In January this year I was commissioned by Avaunt Magazine to head up to Easdale Island off the west coast of Scotland – it is the smallest populated island of the Inner Hebrides, and just a short two-minute ferry from the mainland. It’s just a 45-minute flight from Bristol to Glasgow. I asked my friend Roman to join me on the trip, I needed an extra pair of hands on the shoot and we’d been meaning to catch up, so he flew from Czech over to Glasgow. We picked up a hire car and drove the three hours it takes to reach the car park next to the ferry.
There is one B&B on the island (population 59), so we stayed with Ruth. Over the four days she cooked us breakfast, lunch and dinner given that there were no other options for being fed nearby at that time of year. Ruth kept two excitable spaniels, two hairy mangalitsa pigs and a handful of hawks. In the evenings we would pop over the pub on the mainland – drinking time was hinged around the ferry times.
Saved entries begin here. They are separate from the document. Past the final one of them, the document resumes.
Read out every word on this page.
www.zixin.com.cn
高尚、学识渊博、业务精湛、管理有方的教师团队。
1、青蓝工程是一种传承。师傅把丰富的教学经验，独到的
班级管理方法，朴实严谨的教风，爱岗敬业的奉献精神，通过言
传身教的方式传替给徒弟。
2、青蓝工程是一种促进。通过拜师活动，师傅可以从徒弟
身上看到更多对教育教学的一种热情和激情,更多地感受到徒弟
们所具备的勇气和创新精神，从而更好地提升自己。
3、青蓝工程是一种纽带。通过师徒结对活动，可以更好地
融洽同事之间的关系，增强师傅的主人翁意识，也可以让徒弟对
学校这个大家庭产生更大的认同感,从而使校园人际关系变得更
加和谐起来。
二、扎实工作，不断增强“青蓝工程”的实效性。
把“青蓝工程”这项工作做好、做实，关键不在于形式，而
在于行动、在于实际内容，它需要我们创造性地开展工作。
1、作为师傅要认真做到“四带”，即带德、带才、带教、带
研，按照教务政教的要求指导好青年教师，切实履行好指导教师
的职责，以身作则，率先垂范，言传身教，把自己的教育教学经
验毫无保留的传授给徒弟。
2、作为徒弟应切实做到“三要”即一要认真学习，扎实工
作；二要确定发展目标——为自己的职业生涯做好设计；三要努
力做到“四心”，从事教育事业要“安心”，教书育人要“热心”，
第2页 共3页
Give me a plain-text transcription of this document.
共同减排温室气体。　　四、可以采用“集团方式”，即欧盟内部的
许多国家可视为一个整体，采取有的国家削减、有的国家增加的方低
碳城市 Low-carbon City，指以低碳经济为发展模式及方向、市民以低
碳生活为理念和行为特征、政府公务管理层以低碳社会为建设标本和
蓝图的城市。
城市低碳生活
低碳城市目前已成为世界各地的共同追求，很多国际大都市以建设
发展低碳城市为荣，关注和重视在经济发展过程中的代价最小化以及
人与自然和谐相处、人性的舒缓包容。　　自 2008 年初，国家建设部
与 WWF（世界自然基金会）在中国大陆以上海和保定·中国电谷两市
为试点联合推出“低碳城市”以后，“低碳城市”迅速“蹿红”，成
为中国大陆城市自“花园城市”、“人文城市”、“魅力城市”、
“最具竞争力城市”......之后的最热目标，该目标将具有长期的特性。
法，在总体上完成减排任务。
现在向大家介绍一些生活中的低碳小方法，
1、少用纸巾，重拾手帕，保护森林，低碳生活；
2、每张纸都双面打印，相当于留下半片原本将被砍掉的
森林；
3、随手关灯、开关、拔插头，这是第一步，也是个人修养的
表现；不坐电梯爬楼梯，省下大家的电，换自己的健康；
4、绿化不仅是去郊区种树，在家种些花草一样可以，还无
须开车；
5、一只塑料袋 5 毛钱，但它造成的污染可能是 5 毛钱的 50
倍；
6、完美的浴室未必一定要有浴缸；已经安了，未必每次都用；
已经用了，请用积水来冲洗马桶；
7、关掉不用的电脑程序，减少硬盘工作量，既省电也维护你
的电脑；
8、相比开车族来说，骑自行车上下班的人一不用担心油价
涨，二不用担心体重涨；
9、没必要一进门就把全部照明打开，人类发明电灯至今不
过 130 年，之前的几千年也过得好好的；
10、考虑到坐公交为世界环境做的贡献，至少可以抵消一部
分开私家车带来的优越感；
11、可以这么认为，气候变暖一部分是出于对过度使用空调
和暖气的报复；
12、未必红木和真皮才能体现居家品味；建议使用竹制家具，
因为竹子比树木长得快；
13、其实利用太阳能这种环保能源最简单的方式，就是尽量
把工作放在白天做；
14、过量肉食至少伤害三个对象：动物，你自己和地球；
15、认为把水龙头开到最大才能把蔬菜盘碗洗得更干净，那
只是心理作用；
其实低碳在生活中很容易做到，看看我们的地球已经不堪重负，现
The weather was bad, everyone we met said ‘you should come back in May’. The first morning was so wet that my waterproof boots lost the will to live – they didn’t dry out until we left and a spaniel demolished my insole. Ruth lent me some spare wellies, Roman lent me his del-boy jacket. One of the highlights of the trip was nearly getting stuck up the hill that overlooks the island from the mainland – the sun went down abruptly on us, and we could no longer see our route up the hill. Sheer drops all around, or at lest that’s how it felt. The sheep laughed at us as I slid down the side of a hill on my arse. I had lost my cable release on the way down, and a little pride, but we were soon stood drying our sodden jeans against the pub fireplace for an hour until the ferry ran us back. The temperature, however, was surprisingly warm for the time of year. The island benefits from being in a gulf stream, so when the weather was in our favour it was an amazing island to wander and to photograph.
In the 1800s the population on Easdale Island was ten-fold what it is now, and the slate mines were thriving. Easdale slate can be found all over the world covering the rooftops of churches as far away as New Zealand. There are specks of iron in the slate that are a signature for the island. My job on the island was to give an impression of nature reclaiming the industrial landscape. Quarries on the island were as deep as 300ft in places, with a thin wall protecting them from the sea beyond. In 1881 a colossal storm put an industrial sized nail in the coffin, filling many of them with seawater and instigating the decline of slate mining in Scotland. By 1960 Easdale had a population of 4.